Когда в середине октября македоняне и греки появились перед Вавилоном, прежний блеск этого города с миллионным населением был уже утрачен, укрепления разбиты, знаменитая башня лежала в развалинах, в храмах бога Мардука ютились нищие и бродячие собаки. Это Ксеркс, вернувшись из Греции, бесчинствовал здесь в бессильной злобе после своего поражения. Однако Вавилон все же выглядел весьма внушительно, ибо вызвал у солдат Александра безграничное изумление: такого города никто из них еще не видел. Они пришли из Гавгамел, спешно покидая равнину, где горы трупов (которых было десятки тысяч), разлагаясь на жаре, наполняли воздух смердящими испарениями и угрожали инфекционными болезнями. Они пересекли страну, где илистые плодородные почвы, даже если их и не обрабатывать, принесли бы урожай в несколько раз выше, чем убогие поля Греции.

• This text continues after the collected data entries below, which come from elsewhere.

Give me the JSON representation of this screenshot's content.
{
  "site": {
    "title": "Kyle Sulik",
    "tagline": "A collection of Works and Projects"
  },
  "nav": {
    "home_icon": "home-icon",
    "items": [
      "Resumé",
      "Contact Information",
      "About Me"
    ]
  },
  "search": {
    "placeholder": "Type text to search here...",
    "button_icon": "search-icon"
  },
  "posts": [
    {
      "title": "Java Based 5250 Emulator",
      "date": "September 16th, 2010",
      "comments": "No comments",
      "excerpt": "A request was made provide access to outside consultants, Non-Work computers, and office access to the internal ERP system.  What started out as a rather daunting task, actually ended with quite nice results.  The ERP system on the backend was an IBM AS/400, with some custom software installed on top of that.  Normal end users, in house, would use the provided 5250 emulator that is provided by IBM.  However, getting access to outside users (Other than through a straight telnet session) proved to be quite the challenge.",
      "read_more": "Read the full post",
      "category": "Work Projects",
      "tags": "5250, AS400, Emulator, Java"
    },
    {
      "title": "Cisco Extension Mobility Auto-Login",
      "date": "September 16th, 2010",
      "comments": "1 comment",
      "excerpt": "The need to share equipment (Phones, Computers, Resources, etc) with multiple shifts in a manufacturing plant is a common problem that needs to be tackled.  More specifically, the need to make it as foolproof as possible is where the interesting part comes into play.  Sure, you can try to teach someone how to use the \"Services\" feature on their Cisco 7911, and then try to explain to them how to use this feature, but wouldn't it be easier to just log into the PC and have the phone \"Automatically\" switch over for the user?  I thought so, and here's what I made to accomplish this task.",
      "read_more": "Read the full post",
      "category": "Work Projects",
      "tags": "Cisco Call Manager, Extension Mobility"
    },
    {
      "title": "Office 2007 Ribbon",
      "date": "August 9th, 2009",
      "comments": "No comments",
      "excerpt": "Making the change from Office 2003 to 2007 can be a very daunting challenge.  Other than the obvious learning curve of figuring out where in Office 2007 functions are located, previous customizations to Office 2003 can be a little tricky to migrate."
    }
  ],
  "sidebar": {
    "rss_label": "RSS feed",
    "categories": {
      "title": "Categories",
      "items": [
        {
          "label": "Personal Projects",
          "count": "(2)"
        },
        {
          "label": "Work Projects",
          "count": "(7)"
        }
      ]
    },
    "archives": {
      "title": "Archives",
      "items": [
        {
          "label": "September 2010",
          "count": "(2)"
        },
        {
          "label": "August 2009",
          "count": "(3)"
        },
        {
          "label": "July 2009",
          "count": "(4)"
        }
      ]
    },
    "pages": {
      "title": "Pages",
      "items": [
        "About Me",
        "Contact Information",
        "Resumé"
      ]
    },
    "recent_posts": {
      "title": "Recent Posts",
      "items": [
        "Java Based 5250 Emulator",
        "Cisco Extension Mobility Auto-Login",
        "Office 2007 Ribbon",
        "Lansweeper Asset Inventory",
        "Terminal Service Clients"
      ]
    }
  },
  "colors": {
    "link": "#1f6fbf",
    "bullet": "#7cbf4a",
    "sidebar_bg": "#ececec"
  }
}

Ворота Вавилона были закрыты, на зубцах крепостной стены показались воины. Птолемей с явным удовольствием построил солдат в боевой порядок и ждал действий противоположной стороны. Но вот открылась одна створка, потом — вторая, вышли украшенные цветами солдаты, высшие чиновные и военные лица, жрецы, одетые в белые одежды, женщины и дети; всю эту праздничную процессию сопровождал хор. Впереди шел сатрап Мазей, который в битве при Гавгамелах был одним из самых храбрых воинов. Он преклонил колени и в подтверждение своего повиновения указал на четверых сыновей, поступивших так же. Александр поднял его, облегченно вздохнув при мысли о том, что не придется осаждать Вавилон, чего он опасался. Возможно, сыграло роль то обстоятельство, что он когда-то проявил уважение к титулу и достоинству правителя Сард. И Мазей, в свою очередь, думал о том, что больше уже ничем не обязан своему дважды бежавшему с поля боя господину.
Царь передал поводья пажу, потому что только завоеватели имели обыкновение въезжать в город верхом на коне. Стоя на захваченной в сражении при Иссе колеснице Великого царя, он ехал по дороге шириной двадцать три метра, предназначенной для торжественных процессий; и эта дорога, и семиметровые стены по обеим сторонам напоминали ущелье. Стены были украшены цветными рельефами с изображением ста двадцати львов, а с ворот богини Иштар, за которыми открывался путь через город вверх, к царскому дворцу, грозно смотрели драконокрылые чудовища.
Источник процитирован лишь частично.